Do you need a widget, speakers, a keyboard, weapons, or the left sneaker of a Nike set…come to the black market.
This animal section of the mercado breaks my heart wide open. Poor babies. I wish I could set them all free.
Just outside of Huanchaco, we have a fancy grocery store, too, fully equipped with florescent lighting, cellophane, and refrigeration. We shop at both this fancy store, called Tottus, and the local mercados. I prefer the mercados, where no corporate marketing campaign or design strategy attempts to steer my choices, but there are some things–like gin and wine–that I just can’t find there.

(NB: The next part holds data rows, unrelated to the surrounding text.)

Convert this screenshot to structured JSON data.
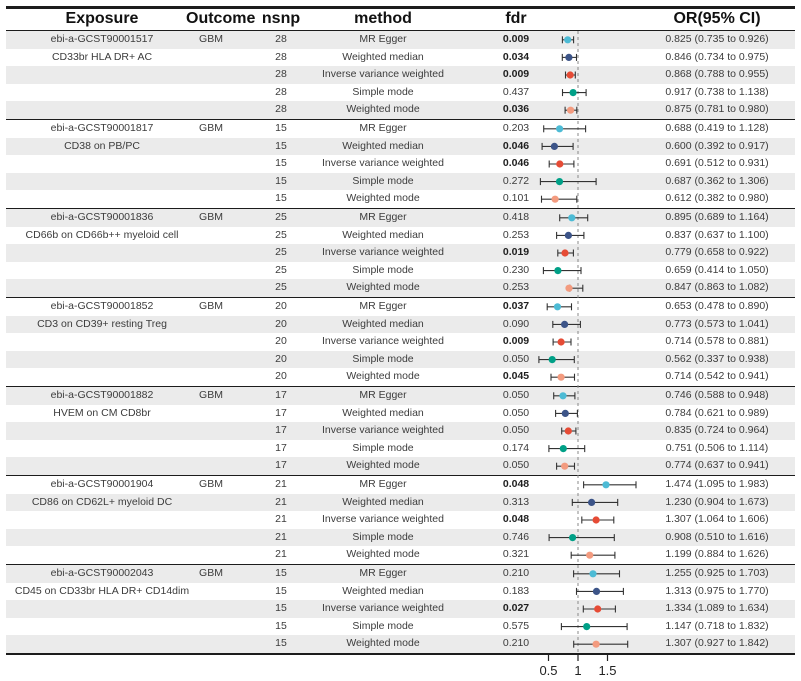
{
  "header": {
    "exposure": "Exposure",
    "outcome": "Outcome",
    "nsnp": "nsnp",
    "method": "method",
    "fdr": "fdr",
    "or_ci": "OR(95% CI)"
  },
  "chart_data": {
    "type": "scatter",
    "subtype": "forest-plot",
    "x_axis": {
      "ticks": [
        0.5,
        1,
        1.5
      ],
      "tick_labels": [
        "0.5",
        "1",
        "1.5"
      ],
      "reference_line": 1,
      "range": [
        0.3,
        2.05
      ]
    },
    "legend_position": "none",
    "grid": false,
    "palette": [
      "#4DBBD5",
      "#3C5488",
      "#E64B35",
      "#00A087",
      "#F39B7F"
    ],
    "methods": [
      "MR Egger",
      "Weighted median",
      "Inverse variance weighted",
      "Simple mode",
      "Weighted mode"
    ],
    "groups": [
      {
        "exposure_id": "ebi-a-GCST90001517",
        "exposure_trait": "CD33br HLA DR+ AC",
        "outcome": "GBM",
        "nsnp": "28",
        "rows": [
          {
            "method": "MR Egger",
            "fdr": "0.009",
            "significant": true,
            "or": 0.825,
            "ci_low": 0.735,
            "ci_high": 0.926,
            "or_ci_label": "0.825 (0.735 to 0.926)"
          },
          {
            "method": "Weighted median",
            "fdr": "0.034",
            "significant": true,
            "or": 0.846,
            "ci_low": 0.734,
            "ci_high": 0.975,
            "or_ci_label": "0.846 (0.734 to 0.975)"
          },
          {
            "method": "Inverse variance weighted",
            "fdr": "0.009",
            "significant": true,
            "or": 0.868,
            "ci_low": 0.788,
            "ci_high": 0.955,
            "or_ci_label": "0.868 (0.788 to 0.955)"
          },
          {
            "method": "Simple mode",
            "fdr": "0.437",
            "significant": false,
            "or": 0.917,
            "ci_low": 0.738,
            "ci_high": 1.138,
            "or_ci_label": "0.917 (0.738 to 1.138)"
          },
          {
            "method": "Weighted mode",
            "fdr": "0.036",
            "significant": true,
            "or": 0.875,
            "ci_low": 0.781,
            "ci_high": 0.98,
            "or_ci_label": "0.875 (0.781 to 0.980)"
          }
        ]
      },
      {
        "exposure_id": "ebi-a-GCST90001817",
        "exposure_trait": "CD38 on PB/PC",
        "outcome": "GBM",
        "nsnp": "15",
        "rows": [
          {
            "method": "MR Egger",
            "fdr": "0.203",
            "significant": false,
            "or": 0.688,
            "ci_low": 0.419,
            "ci_high": 1.128,
            "or_ci_label": "0.688 (0.419 to 1.128)"
          },
          {
            "method": "Weighted median",
            "fdr": "0.046",
            "significant": true,
            "or": 0.6,
            "ci_low": 0.392,
            "ci_high": 0.917,
            "or_ci_label": "0.600 (0.392 to 0.917)"
          },
          {
            "method": "Inverse variance weighted",
            "fdr": "0.046",
            "significant": true,
            "or": 0.691,
            "ci_low": 0.512,
            "ci_high": 0.931,
            "or_ci_label": "0.691 (0.512 to 0.931)"
          },
          {
            "method": "Simple mode",
            "fdr": "0.272",
            "significant": false,
            "or": 0.687,
            "ci_low": 0.362,
            "ci_high": 1.306,
            "or_ci_label": "0.687 (0.362 to 1.306)"
          },
          {
            "method": "Weighted mode",
            "fdr": "0.101",
            "significant": false,
            "or": 0.612,
            "ci_low": 0.382,
            "ci_high": 0.98,
            "or_ci_label": "0.612 (0.382 to 0.980)"
          }
        ]
      },
      {
        "exposure_id": "ebi-a-GCST90001836",
        "exposure_trait": "CD66b on CD66b++ myeloid cell",
        "outcome": "GBM",
        "nsnp": "25",
        "rows": [
          {
            "method": "MR Egger",
            "fdr": "0.418",
            "significant": false,
            "or": 0.895,
            "ci_low": 0.689,
            "ci_high": 1.164,
            "or_ci_label": "0.895 (0.689 to 1.164)"
          },
          {
            "method": "Weighted median",
            "fdr": "0.253",
            "significant": false,
            "or": 0.837,
            "ci_low": 0.637,
            "ci_high": 1.1,
            "or_ci_label": "0.837 (0.637 to 1.100)"
          },
          {
            "method": "Inverse variance weighted",
            "fdr": "0.019",
            "significant": true,
            "or": 0.779,
            "ci_low": 0.658,
            "ci_high": 0.922,
            "or_ci_label": "0.779 (0.658 to 0.922)"
          },
          {
            "method": "Simple mode",
            "fdr": "0.230",
            "significant": false,
            "or": 0.659,
            "ci_low": 0.414,
            "ci_high": 1.05,
            "or_ci_label": "0.659 (0.414 to 1.050)"
          },
          {
            "method": "Weighted mode",
            "fdr": "0.253",
            "significant": false,
            "or": 0.847,
            "ci_low": 0.863,
            "ci_high": 1.082,
            "or_ci_label": "0.847 (0.863 to 1.082)"
          }
        ]
      },
      {
        "exposure_id": "ebi-a-GCST90001852",
        "exposure_trait": "CD3 on CD39+ resting Treg",
        "outcome": "GBM",
        "nsnp": "20",
        "rows": [
          {
            "method": "MR Egger",
            "fdr": "0.037",
            "significant": true,
            "or": 0.653,
            "ci_low": 0.478,
            "ci_high": 0.89,
            "or_ci_label": "0.653 (0.478 to 0.890)"
          },
          {
            "method": "Weighted median",
            "fdr": "0.090",
            "significant": false,
            "or": 0.773,
            "ci_low": 0.573,
            "ci_high": 1.041,
            "or_ci_label": "0.773 (0.573 to 1.041)"
          },
          {
            "method": "Inverse variance weighted",
            "fdr": "0.009",
            "significant": true,
            "or": 0.714,
            "ci_low": 0.578,
            "ci_high": 0.881,
            "or_ci_label": "0.714 (0.578 to 0.881)"
          },
          {
            "method": "Simple mode",
            "fdr": "0.050",
            "significant": false,
            "or": 0.562,
            "ci_low": 0.337,
            "ci_high": 0.938,
            "or_ci_label": "0.562 (0.337 to 0.938)"
          },
          {
            "method": "Weighted mode",
            "fdr": "0.045",
            "significant": true,
            "or": 0.714,
            "ci_low": 0.542,
            "ci_high": 0.941,
            "or_ci_label": "0.714 (0.542 to 0.941)"
          }
        ]
      },
      {
        "exposure_id": "ebi-a-GCST90001882",
        "exposure_trait": "HVEM on CM CD8br",
        "outcome": "GBM",
        "nsnp": "17",
        "rows": [
          {
            "method": "MR Egger",
            "fdr": "0.050",
            "significant": false,
            "or": 0.746,
            "ci_low": 0.588,
            "ci_high": 0.948,
            "or_ci_label": "0.746 (0.588 to 0.948)"
          },
          {
            "method": "Weighted median",
            "fdr": "0.050",
            "significant": false,
            "or": 0.784,
            "ci_low": 0.621,
            "ci_high": 0.989,
            "or_ci_label": "0.784 (0.621 to 0.989)"
          },
          {
            "method": "Inverse variance weighted",
            "fdr": "0.050",
            "significant": false,
            "or": 0.835,
            "ci_low": 0.724,
            "ci_high": 0.964,
            "or_ci_label": "0.835 (0.724 to 0.964)"
          },
          {
            "method": "Simple mode",
            "fdr": "0.174",
            "significant": false,
            "or": 0.751,
            "ci_low": 0.506,
            "ci_high": 1.114,
            "or_ci_label": "0.751 (0.506 to 1.114)"
          },
          {
            "method": "Weighted mode",
            "fdr": "0.050",
            "significant": false,
            "or": 0.774,
            "ci_low": 0.637,
            "ci_high": 0.941,
            "or_ci_label": "0.774 (0.637 to 0.941)"
          }
        ]
      },
      {
        "exposure_id": "ebi-a-GCST90001904",
        "exposure_trait": "CD86 on CD62L+ myeloid DC",
        "outcome": "GBM",
        "nsnp": "21",
        "rows": [
          {
            "method": "MR Egger",
            "fdr": "0.048",
            "significant": true,
            "or": 1.474,
            "ci_low": 1.095,
            "ci_high": 1.983,
            "or_ci_label": "1.474 (1.095 to 1.983)"
          },
          {
            "method": "Weighted median",
            "fdr": "0.313",
            "significant": false,
            "or": 1.23,
            "ci_low": 0.904,
            "ci_high": 1.673,
            "or_ci_label": "1.230 (0.904 to 1.673)"
          },
          {
            "method": "Inverse variance weighted",
            "fdr": "0.048",
            "significant": true,
            "or": 1.307,
            "ci_low": 1.064,
            "ci_high": 1.606,
            "or_ci_label": "1.307 (1.064 to 1.606)"
          },
          {
            "method": "Simple mode",
            "fdr": "0.746",
            "significant": false,
            "or": 0.908,
            "ci_low": 0.51,
            "ci_high": 1.616,
            "or_ci_label": "0.908 (0.510 to 1.616)"
          },
          {
            "method": "Weighted mode",
            "fdr": "0.321",
            "significant": false,
            "or": 1.199,
            "ci_low": 0.884,
            "ci_high": 1.626,
            "or_ci_label": "1.199 (0.884 to 1.626)"
          }
        ]
      },
      {
        "exposure_id": "ebi-a-GCST90002043",
        "exposure_trait": "CD45 on CD33br HLA DR+ CD14dim",
        "outcome": "GBM",
        "nsnp": "15",
        "rows": [
          {
            "method": "MR Egger",
            "fdr": "0.210",
            "significant": false,
            "or": 1.255,
            "ci_low": 0.925,
            "ci_high": 1.703,
            "or_ci_label": "1.255 (0.925 to 1.703)"
          },
          {
            "method": "Weighted median",
            "fdr": "0.183",
            "significant": false,
            "or": 1.313,
            "ci_low": 0.975,
            "ci_high": 1.77,
            "or_ci_label": "1.313 (0.975 to 1.770)"
          },
          {
            "method": "Inverse variance weighted",
            "fdr": "0.027",
            "significant": true,
            "or": 1.334,
            "ci_low": 1.089,
            "ci_high": 1.634,
            "or_ci_label": "1.334 (1.089 to 1.634)"
          },
          {
            "method": "Simple mode",
            "fdr": "0.575",
            "significant": false,
            "or": 1.147,
            "ci_low": 0.718,
            "ci_high": 1.832,
            "or_ci_label": "1.147 (0.718 to 1.832)"
          },
          {
            "method": "Weighted mode",
            "fdr": "0.210",
            "significant": false,
            "or": 1.307,
            "ci_low": 0.927,
            "ci_high": 1.842,
            "or_ci_label": "1.307 (0.927 to 1.842)"
          }
        ]
      }
    ]
  }
}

And, besides that, sometimes the American in me needs to putter down the aisles with my big tin cart ready to be filled, eyes glazed over in manufactured affinity for packages with smiling faces on the front. It’s like a little piece of apple-pie. I pick up three different brands of toilet paper, and I ask myself, what kind of a toilet paper shopper am I? Do I buy generic Tottus 24-packs, or, do I fork over a few extra soles for the Elite Suave, the Peruvian equivalent of Charmin? Back in the States, I knew exactly what kind of shopper I was, and what the things I bought said about me.
But, here in Peru, the packages seem to have lost their meaning. And it feels good.